We’re good friends.  He makes me laugh.  I slip my hand in his back pocket.  He asks, “What are you, the Artful Dodger?” and pretends to pull a handkerchief from my ear.  I let myself smile.  But when I rise on my tiptoes to slip him some tongue and he makes a face, I’m furious.

We talk.  Of course we talk.  I feel rejected.  He feels misunderstood.  I say things like, “This is a really important part of our relationship to me: intimacy, tenderness–” He finishes my sentence, “–sex.”  ”Yes, sex!  And I don’t see why I should be made to feel bad about that.  We are young and beautiful and in love . . . ”  ”Yes, we are all those things, Cat, but I can’t be responsible for making you feel like it.”  ”What do you mean ‘responsible’?  I’m asking you to partner me.”  I’m turning hysterical, “You make me sound like some gaping pit of need.”  He’s crossing his arms, uncrossing them, bringing his hands up to his face, running his fingers through his hair.  I go on, “I am not a monster!  I am not preying on you!  These are reasonable things to want!   He looks utterly defeated.  Still I don’t stop, “Other people want these things!  I know because everywhere I go, people advertise their desire.  The world is open to me the way I’m open to you, but you, you’re closed.”  He rolls his eyes and throws up his hands, “Fine, Cat.  Other people want you.  What do you want me to say to that?  I won’t be bullied by you.  You’ll either stay because you want to, or you’ll go and I’ll be devastated.  But I’m not going to play this game.”  I can barely hear him.  ”What game?

Our friends throw parties, host dinners, invite us out.  ”Were you planning on coming to Amy and Mary’s tonight?”  ”What’s going on there?”  ”Their joint birthday party, remember?  They sent out that email.  You and I talked about it last week.”  ”You know, babe, I just don’t think I’m up to it tonight.”  That’s fine.  I figured.  Coat, keys, hat, and gloves.  ”Love you.”  ”Love you, too.  Have fun.”
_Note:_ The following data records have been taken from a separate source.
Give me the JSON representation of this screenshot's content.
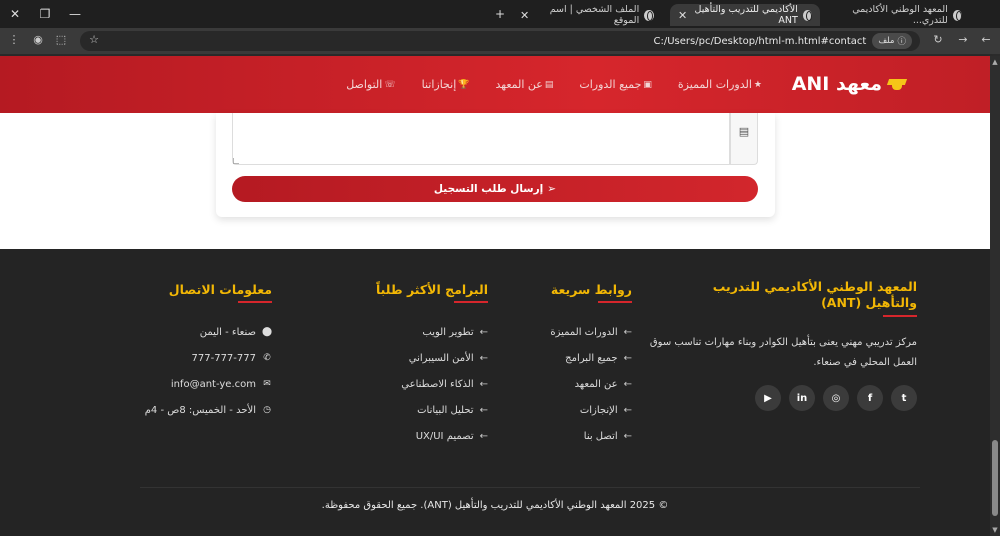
{
  "browser": {
    "tabs": [
      {
        "title": "المعهد الوطني الأكاديمي للتدري..."
      },
      {
        "title": "الأكاديمي للتدريب والتأهيل ANT"
      },
      {
        "title": "الملف الشخصي | اسم الموقع"
      }
    ],
    "new_tab": "+",
    "url": "C:/Users/pc/Desktop/html-m.html#contact",
    "file_chip": "ملف"
  },
  "header": {
    "logo": "معهد ANI",
    "nav": [
      {
        "label": "الدورات المميزة",
        "icon": "★"
      },
      {
        "label": "جميع الدورات",
        "icon": "▣"
      },
      {
        "label": "عن المعهد",
        "icon": "▤"
      },
      {
        "label": "إنجازاتنا",
        "icon": "🏆"
      },
      {
        "label": "التواصل",
        "icon": "☏"
      }
    ]
  },
  "form": {
    "submit_label": "إرسال طلب التسجيل"
  },
  "footer": {
    "about": {
      "title": "المعهد الوطني الأكاديمي للتدريب والتأهيل (ANT)",
      "text": "مركز تدريبي مهني يعنى بتأهيل الكوادر وبناء مهارات تناسب سوق العمل المحلي في صنعاء."
    },
    "quick_links": {
      "title": "روابط سريعة",
      "items": [
        "الدورات المميزة",
        "جميع البرامج",
        "عن المعهد",
        "الإنجازات",
        "اتصل بنا"
      ]
    },
    "programs": {
      "title": "البرامج الأكثر طلباً",
      "items": [
        "تطوير الويب",
        "الأمن السيبراني",
        "الذكاء الاصطناعي",
        "تحليل البيانات",
        "تصميم UX/UI"
      ]
    },
    "contact": {
      "title": "معلومات الاتصال",
      "items": [
        {
          "icon": "location-icon",
          "text": "صنعاء - اليمن"
        },
        {
          "icon": "phone-icon",
          "text": "777-777-777"
        },
        {
          "icon": "email-icon",
          "text": "info@ant-ye.com"
        },
        {
          "icon": "clock-icon",
          "text": "الأحد - الخميس: 8ص - 4م"
        }
      ]
    },
    "socials": [
      "twitter-icon",
      "facebook-icon",
      "instagram-icon",
      "linkedin-icon",
      "youtube-icon"
    ],
    "copyright": "© 2025 المعهد الوطني الأكاديمي للتدريب والتأهيل (ANT). جميع الحقوق محفوظة."
  }
}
The party is packed.  Daniel and Scott are both there.  I like the way Daniel touches my arm as he leans in for a kiss, “Nice to see you.”  I notice the cut of Scott’s trousers–where they tug and bunch.  All the boys look ruddy and ready.  The girls look rosy and ready too.  In the too-hot hallway I run into Heather.  Heather is a prodigy: several years ahead of me in the PhD, but a handful of years younger than me, staggeringly verbal, pretty in a wholesome way, evangelical, gay, and never been kissed.  She tends to text me throughout the day: shorthand epistles about the ups and downs of her inner life–feelings of loneliness, feelings of belonging. I tend not to respond, or to respond only minimally, “Boo. Sounds rough. So sorry, Heather,” or “Yay!  Happy day!,” that kind of thing.  She doesn’t seem to mind my reticence, and I only sometimes resent being thrown into a big-sister-meets-surrogate-girlfriend role.  ”How are you?” she asks a little too meaningfully,  cocking her head, and resting her hand heavily on my shoulder.”  I have no idea what to say.  I make a decision: I am going to tell the truth, and to Heather of all people, in this sweltering hallway.  ”Not good . . . ”  I tell her about the spats, the selfishness, my deepening skepticism about my capacities to love.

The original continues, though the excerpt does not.